My first thought was, “Ugggghhh. It’s not gonna be pretty,” ‘cause it feels like between T&A, insipidness, and now all the over-the-top (and usually unbelievable) run and gunning, there’s not gonna be an overabundance of soft fuzzy feelings.


And even though that may be true, to an extent, because movies are entertainment and they can’t all be classy or works of art, I found that things aren’t completely across the board terrible. For one thing, digging back in time to the beginnings of movie-making, I was surprised to discover fascinating variety and openness during the Silent Era that I had no idea existed.

When you think about silent movies, do you picture women in frumpy dresses throwing their hands up because dinner burned or crying over a sick child or nagging their husbands? If you didn’t, you rock, because that’s exactly what I pictured, and while I’m not completely wrong, I’m also far from completely right.


Although Mary Pickford was famous for playing “the ingénue,” a wholesome young woman who depended on men to rescue her from…anything and everything, silent movies were also full of “the heroine,” bold women untethered from convention and using strength and intelligence to navigate around danger.

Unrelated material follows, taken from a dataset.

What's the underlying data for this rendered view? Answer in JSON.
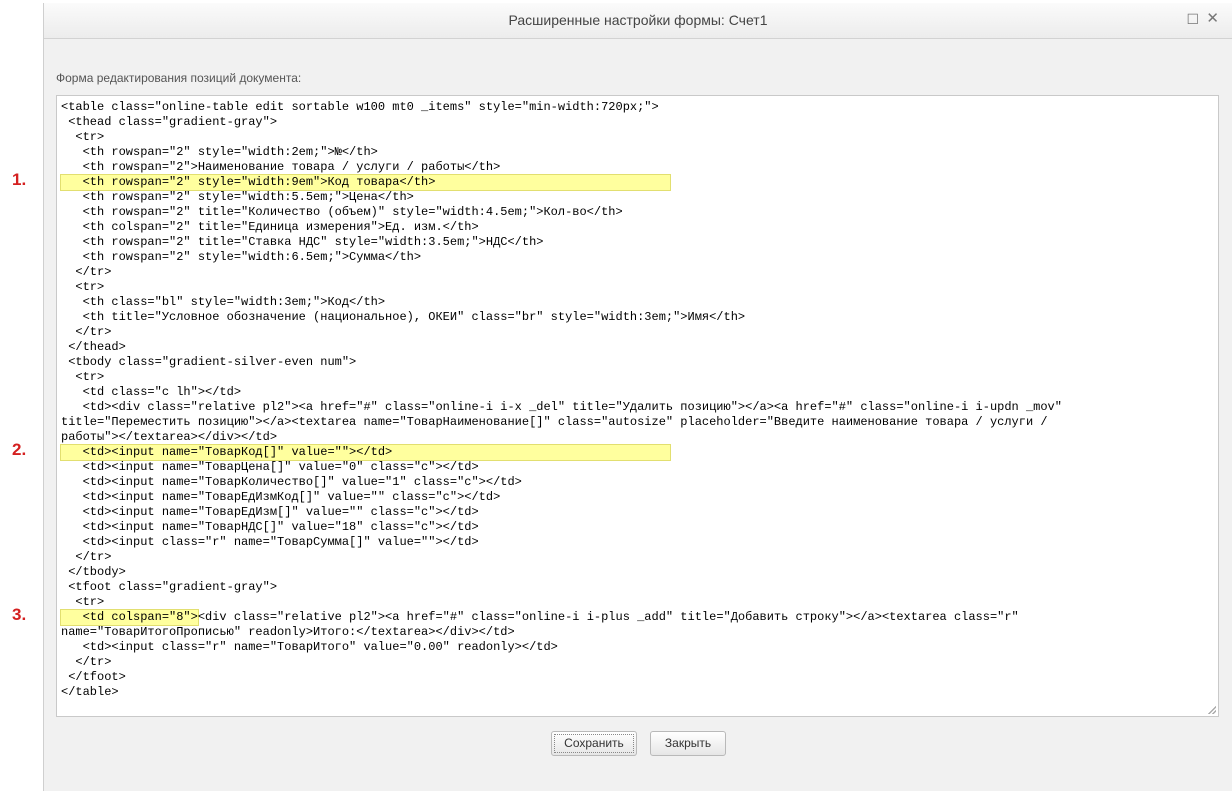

Remember the Perils of Pauline? I never saw one episode, but I remember that title because the idea of it survived, and has been repeated, up into modern times.


The silent era also featured the Flapper or It girl, a modern career woman with short hair and clingy dresses and who was no stranger to socializing. A lot.

I was surprised that she was also sexually open—they were allowed to depict that somehow?! Apparently, yes. And probably because always, in the end, her modern sexuality would end in tragedy if she did not eventually find a husband.

it girl

More surprising, even, was that, according to, …between 1912 and 1919, Universal Studios’ roster of 11 women directors made a total of 170 films. Women and men worked alongside one another, forging a new industry in real time.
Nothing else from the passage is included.